Cilia Flores, esposa del exmandatario venezolano Nicolás Maduro, pidió a un juez federal de Nueva York que le permita abandonar la prisión mientras espera juicio, alegando un deterioro de su salud cardíaca durante su detención en Estados Unidos.
La solicitud incluye una propuesta de arresto domiciliario con estrictas medidas de seguridad para evitar cualquier riesgo de fuga, según informó El Nuevo Herald.
La defensa de Flores presentó la petición esta semana ante la corte federal de Manhattan y aseguró que la ex primera dama, de 69 años, enfrenta problemas médicos que podrían requerir un procedimiento cardíaco. Sus abogados señalaron que especialistas consideran posible que haya sufrido un infarto leve durante el verano.
La propuesta presentada al juez Alvin Hellerstein no plantea una liberación sin restricciones. Por el contrario, los abogados ofrecieron un esquema de vigilancia permanente que incluiría guardias armados las 24 horas, monitoreo electrónico, cámaras de seguridad y controles sobre sus movimientos.
Defensa alerta sobre deterioro de salud durante la prisión
Según los documentos judiciales, Flores sufrió el 29 de julio un episodio de presión intensa en el pecho y dificultad para respirar que se prolongó durante unos 30 minutos. La defensa indicó que médicos externos creen que pudo tratarse de un evento cardíaco menor, aunque reconoció que no se realizaron pruebas en ese momento para confirmarlo.
Los abogados explicaron que actualmente presenta dolor torácico, mareos, episodios de ritmo cardíaco acelerado y dificultades respiratorias. También afirmaron que ha perdido más de 25 libras desde su ingreso a prisión y que duerme entre tres y cuatro horas por noche.

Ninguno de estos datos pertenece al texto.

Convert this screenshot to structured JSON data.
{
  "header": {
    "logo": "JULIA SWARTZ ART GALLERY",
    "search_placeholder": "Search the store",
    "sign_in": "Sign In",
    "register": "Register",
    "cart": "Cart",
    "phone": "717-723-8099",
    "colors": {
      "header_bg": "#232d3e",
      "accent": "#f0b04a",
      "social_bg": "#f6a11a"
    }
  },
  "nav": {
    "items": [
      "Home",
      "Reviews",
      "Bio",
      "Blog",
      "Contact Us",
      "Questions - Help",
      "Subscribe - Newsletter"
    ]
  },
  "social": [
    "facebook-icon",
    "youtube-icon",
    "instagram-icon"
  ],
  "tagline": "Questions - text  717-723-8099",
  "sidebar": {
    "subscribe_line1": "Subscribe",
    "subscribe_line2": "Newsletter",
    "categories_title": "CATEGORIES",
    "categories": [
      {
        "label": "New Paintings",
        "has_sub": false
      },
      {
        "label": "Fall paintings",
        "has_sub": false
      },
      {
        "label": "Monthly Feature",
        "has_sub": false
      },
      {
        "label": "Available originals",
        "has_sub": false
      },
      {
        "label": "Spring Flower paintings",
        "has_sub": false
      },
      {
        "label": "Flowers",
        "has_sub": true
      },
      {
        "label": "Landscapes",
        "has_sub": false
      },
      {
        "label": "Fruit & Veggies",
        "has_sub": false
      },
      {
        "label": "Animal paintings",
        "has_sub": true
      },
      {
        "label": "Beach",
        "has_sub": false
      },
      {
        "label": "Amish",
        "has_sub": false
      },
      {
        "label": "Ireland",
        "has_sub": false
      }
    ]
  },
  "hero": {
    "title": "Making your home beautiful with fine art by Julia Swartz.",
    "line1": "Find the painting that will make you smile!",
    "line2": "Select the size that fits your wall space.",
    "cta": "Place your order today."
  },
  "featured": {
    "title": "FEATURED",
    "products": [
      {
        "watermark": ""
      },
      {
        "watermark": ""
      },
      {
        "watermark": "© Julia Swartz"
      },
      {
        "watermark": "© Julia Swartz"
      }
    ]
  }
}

Flores tiene antecedentes de enfermedad valvular reumática, estenosis leve, regurgitación moderada y asma. Además, una prueba de esfuerzo realizada en abril fue interrumpida después de que presentó presión en el pecho y problemas para respirar.
La defensa aclaró que sus críticas no están dirigidas contra los médicos penitenciarios, a quienes reconoció por la atención brindada, sino contra las condiciones de reclusión que consideran poco adecuadas para una persona que podría necesitar tratamiento invasivo y recuperación médica.
El plan para dejar la cárcel incluye vigilancia armada
Los abogados propusieron que Flores permanezca en una residencia del distrito sur de Nueva York bajo un sistema de control similar a una instalación penitenciaria privada.
El acuerdo incluiría la entrega de pasaportes y documentos de viaje, inspecciones aleatorias, control estricto de visitantes, monitoreo por GPS y un teléfono fijo supervisado por las autoridades, salvo las comunicaciones con sus abogados.
La defensa planteó contratar a Guidepost Solutions, una empresa de seguridad cuyo presidente es un exfuncionario de la DEA. El equipo estaría integrado por antiguos agentes de agencias como FBI, Secret Service, DEA y Departamento de Seguridad Nacional.
Según la propuesta, el Gobierno tendría acceso a las grabaciones de seguridad de la residencia y a los registros de visitantes.
Fiscales rechazan la liberación de la esposa de Maduro
Los fiscales federales se oponen a la solicitud y sostienen que Flores enfrenta acusaciones graves. La esposa de Maduro está acusada de conspiración para importar cocaína y cargos relacionados con armas de fuego.
La acusación sostiene que Flores participó durante años en una estructura de tráfico de drogas junto a Maduro y otros funcionarios venezolanos. Ambos han rechazado las acusaciones y se mantienen bajo la presunción de inocencia mientras no exista una condena judicial.
La defensa también argumentó que la permanencia de Maduro bajo custodia reduce el riesgo de fuga de Flores, debido a que su esposo representa su principal vínculo actual con Estados Unidos.
Ahora será el juez Alvin Hellerstein quien deberá decidir si acepta las condiciones propuestas por la defensa o mantiene a Cilia Flores en prisión hasta la celebración del juicio.